Par bonheur, le Maroc est balayé par des vents consistants venus de l'océan Atlantique ; il est sur ce créneau le pays le plus favorisé de l'Afrique du nord. En juin 2010 que le Maroc a dévoilé un projet d'énergie éolienne d'un montant de 3,53 milliards de dollars ayant pour objectif de contribuer à faire passer à 42% d'ici 2020 la part des énergies renouvelables dans le mix énergétique. Le projet prévoit la construction de cinq parcs d'éoliennes pour faire passer à 2.000 mégawatts en 2020 la production d'électricité d'origine éolienne, contre environ 280 mégawatts aujourd'hui. Idem pour l'énergie solaire puisqu' une puissance de 2000 MW serait l'objectif à atteindre dans le « plan solaire du Maroc » d'ici 2020. Cependant, les experts sont unanimes à reconnaître les limites techniques du recours aux énergies renouvelables pour la définition du « panier d'énergies » d'un pays considéré, quel qu'il soit. En effet, toutes ces sources d'énergies renouvelables aboutissent à la production d'électricité ? non stockable à grande échelle. C'est pourquoi, jusqu'à ce qu'on sache le faire, la part des renouvelables dans un mix énergétique ne saurait dépasser les 40% sous peine de graves ennuis. Il s'agit donc de prévoir, à côté des énergies renouvelables, une énergie stockable, peu polluante et de préférence pas trop lourde pour les finances publiques et l'économie du pays. Le gaz naturel remplit tous ces critères, ce qui explique le changement d'attitude des autorités marocaines vis-à-vis du gaz algérien.

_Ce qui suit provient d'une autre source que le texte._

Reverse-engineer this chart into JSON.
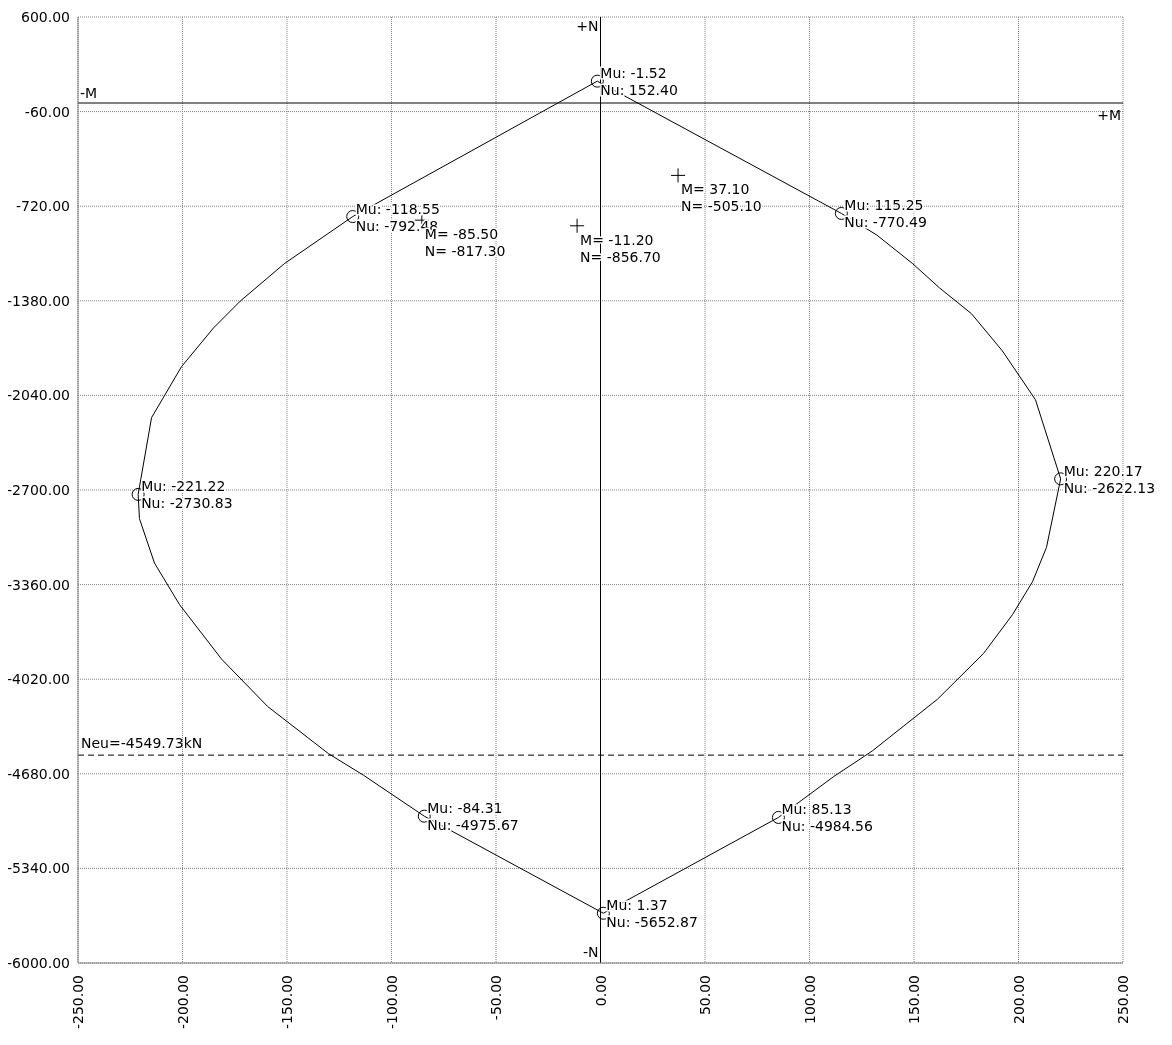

VOLUMES DISPONIBLES POUR LES CONTRATS AVEC LE MAROC

Outre les volumes de gaz liés aux redevances de transit du gaz destiné à l'Espagne et au Portugal, le Maroc s'engage à acquérir 640 millions de m3 de gaz annuellement ; des volumes additionnels seraient en discussion selon les autorités algériennes. A ceux qui se sont empressés de parler de stress sur l'offre gazière algérienne à l'exportation, des responsables du secteur ont vite fait de rassurer : les volumes à dédier au(x) contrat(s) marocain(s) sont disponibles. Au pire, les volumes cédés par Sonatrach sur les marchés spot du GNL, en pleine déconfiture, seront affectés à ces derniers. In fine, comme l'enseigne l'histoire des relations gazières fondées sur les grands gazoducs internationaux, si les conflits géopolitiques peuvent retarder la réalisation de tels ouvrages, ces derniers s'érigent très vite en facteurs de paix dès leur entrée en service.